Arrivés au Brésil, le militaire qui ne rêve que de combats
et qui y a laissé une jambe, verra ses multiples requêtes rejetées et sera
nommé au poste de responsable des instruments de la Cour. Alors qu’il déteste
la musique, et grâce à l’aide son aide de camp, menuisier à ses temps perdus,
il va devoir mettre en place un atelier local de réparation des instruments
royaux auxquels le climat tropical ne convient pas. Un atelier qui deviendra
fameux et ouvrira le Brésil aux techniques musicales les plus en pointe.
Commencera une nouvelle vie pour Rymar, une vie
d’acclimatation à un pays qu’il méprise, de composition avec les multiples
métissages et un esclavage omniprésent. Une vie aussi bousculée par les
multiples développements sur le continent européen et qui vont, peu à peu,
pousser le Brésil à jouer un rôle régional majeur et à s’émanciper de plus en
plus du Portugal.
C’est à cet enracinement forcé de Rymar, dans un pays qu’il
n’aime pas, resté fidèle à un Portugal qui ne l’en récompense pas, sommé de se
marier à une métisse qu’il apprendra à aimer, apprenant maladroitement un rôle
de père, cherchant à se projeter en ses enfants qui rêvent d’autre chose que
lui, confiné aux responsabilités et à un métier qu’il abhorre, montant en grade
sans combattre que nous allons assister avec une certaine passion.

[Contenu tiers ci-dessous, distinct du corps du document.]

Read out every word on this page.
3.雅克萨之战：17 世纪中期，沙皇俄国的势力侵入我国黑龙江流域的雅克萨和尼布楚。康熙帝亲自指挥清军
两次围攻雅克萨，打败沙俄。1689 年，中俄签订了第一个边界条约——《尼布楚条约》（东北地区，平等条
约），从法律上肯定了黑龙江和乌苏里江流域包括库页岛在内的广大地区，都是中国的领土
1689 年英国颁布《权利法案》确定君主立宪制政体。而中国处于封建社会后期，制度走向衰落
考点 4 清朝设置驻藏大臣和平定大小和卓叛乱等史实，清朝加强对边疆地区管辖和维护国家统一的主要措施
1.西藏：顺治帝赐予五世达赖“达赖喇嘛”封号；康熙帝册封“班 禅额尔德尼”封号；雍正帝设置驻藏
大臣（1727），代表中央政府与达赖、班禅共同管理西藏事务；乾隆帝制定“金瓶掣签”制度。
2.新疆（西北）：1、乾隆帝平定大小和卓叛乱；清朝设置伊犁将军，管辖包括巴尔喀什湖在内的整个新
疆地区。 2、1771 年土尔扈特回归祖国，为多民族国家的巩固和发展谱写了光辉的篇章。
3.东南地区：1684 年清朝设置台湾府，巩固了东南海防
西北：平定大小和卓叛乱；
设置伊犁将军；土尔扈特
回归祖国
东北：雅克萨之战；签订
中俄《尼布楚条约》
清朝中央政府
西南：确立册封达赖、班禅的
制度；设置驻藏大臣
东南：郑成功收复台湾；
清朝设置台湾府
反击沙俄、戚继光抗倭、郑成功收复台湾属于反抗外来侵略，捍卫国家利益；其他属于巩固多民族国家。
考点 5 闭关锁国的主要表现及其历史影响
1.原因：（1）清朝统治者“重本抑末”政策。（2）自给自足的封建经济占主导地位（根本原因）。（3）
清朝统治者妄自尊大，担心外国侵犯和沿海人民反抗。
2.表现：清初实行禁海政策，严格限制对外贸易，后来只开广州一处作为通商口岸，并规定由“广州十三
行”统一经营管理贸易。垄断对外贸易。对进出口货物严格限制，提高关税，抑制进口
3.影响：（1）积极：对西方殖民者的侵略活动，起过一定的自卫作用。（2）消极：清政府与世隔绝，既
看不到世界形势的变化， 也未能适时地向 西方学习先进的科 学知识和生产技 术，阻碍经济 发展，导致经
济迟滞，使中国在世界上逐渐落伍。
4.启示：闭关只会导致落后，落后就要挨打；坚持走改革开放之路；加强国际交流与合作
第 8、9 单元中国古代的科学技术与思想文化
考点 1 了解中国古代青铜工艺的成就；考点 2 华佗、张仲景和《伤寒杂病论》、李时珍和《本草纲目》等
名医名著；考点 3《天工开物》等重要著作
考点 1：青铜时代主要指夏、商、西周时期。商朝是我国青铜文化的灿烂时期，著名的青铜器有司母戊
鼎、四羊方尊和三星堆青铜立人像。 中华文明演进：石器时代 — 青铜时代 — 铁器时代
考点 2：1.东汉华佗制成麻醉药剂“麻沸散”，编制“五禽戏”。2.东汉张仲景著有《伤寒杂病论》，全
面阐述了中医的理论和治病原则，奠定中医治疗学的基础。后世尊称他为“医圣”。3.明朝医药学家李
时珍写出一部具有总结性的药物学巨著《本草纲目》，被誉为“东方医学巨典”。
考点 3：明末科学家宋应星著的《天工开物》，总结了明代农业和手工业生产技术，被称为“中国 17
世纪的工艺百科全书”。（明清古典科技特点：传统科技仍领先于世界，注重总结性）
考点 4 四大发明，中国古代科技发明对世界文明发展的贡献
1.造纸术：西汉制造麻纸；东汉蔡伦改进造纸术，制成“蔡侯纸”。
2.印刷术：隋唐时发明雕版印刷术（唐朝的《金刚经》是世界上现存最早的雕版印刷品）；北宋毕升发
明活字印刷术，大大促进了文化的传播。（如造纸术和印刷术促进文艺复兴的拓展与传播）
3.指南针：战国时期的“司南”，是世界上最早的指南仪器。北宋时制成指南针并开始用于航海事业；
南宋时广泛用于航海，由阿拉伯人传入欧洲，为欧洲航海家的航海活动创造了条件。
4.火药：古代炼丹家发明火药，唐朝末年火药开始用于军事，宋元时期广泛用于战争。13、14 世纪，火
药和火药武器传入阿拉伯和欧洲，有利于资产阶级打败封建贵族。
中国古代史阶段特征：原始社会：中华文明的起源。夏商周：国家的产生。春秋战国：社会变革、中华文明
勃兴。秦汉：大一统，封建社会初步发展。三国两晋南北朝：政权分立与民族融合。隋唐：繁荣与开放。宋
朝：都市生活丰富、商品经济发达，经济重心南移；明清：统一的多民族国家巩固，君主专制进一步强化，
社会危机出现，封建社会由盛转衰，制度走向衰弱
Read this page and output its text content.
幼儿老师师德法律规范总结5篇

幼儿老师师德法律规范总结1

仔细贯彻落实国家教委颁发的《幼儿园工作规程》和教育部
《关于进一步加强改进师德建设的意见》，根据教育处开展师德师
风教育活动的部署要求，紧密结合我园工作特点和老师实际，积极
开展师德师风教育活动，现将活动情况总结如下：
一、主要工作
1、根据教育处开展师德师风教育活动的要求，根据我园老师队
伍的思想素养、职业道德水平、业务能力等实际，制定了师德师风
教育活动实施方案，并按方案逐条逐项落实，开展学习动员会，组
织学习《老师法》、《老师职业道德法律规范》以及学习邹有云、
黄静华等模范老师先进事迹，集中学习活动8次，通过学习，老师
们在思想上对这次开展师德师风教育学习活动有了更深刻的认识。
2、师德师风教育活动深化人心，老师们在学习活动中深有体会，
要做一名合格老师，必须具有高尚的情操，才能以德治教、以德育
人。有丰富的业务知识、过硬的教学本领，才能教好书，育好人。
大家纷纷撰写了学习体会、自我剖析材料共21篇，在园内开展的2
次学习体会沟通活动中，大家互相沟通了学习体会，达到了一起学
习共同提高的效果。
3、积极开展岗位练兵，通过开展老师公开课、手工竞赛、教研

C’est cette dualité permanente entre la psychologie un peu
frustre d’un homme profondément intègre, incapable de comprendre ce qui lui
arrive, forcé de supporter une vie dont il ne rêvait pas et la montée en
puissance d’un pays lui-même en proie à des conflits ouverts avec le Portugal,
objet de sporadiques soulèvements dans ses provinces les plus reculées, au bord
du basculement dans la modernité qui fait l’indéniable force de ce très joli
roman. Au final, c’est la vie elle-même de la cellule familiale de Rymar qui
suivra les développements violents du pays qui est le sien.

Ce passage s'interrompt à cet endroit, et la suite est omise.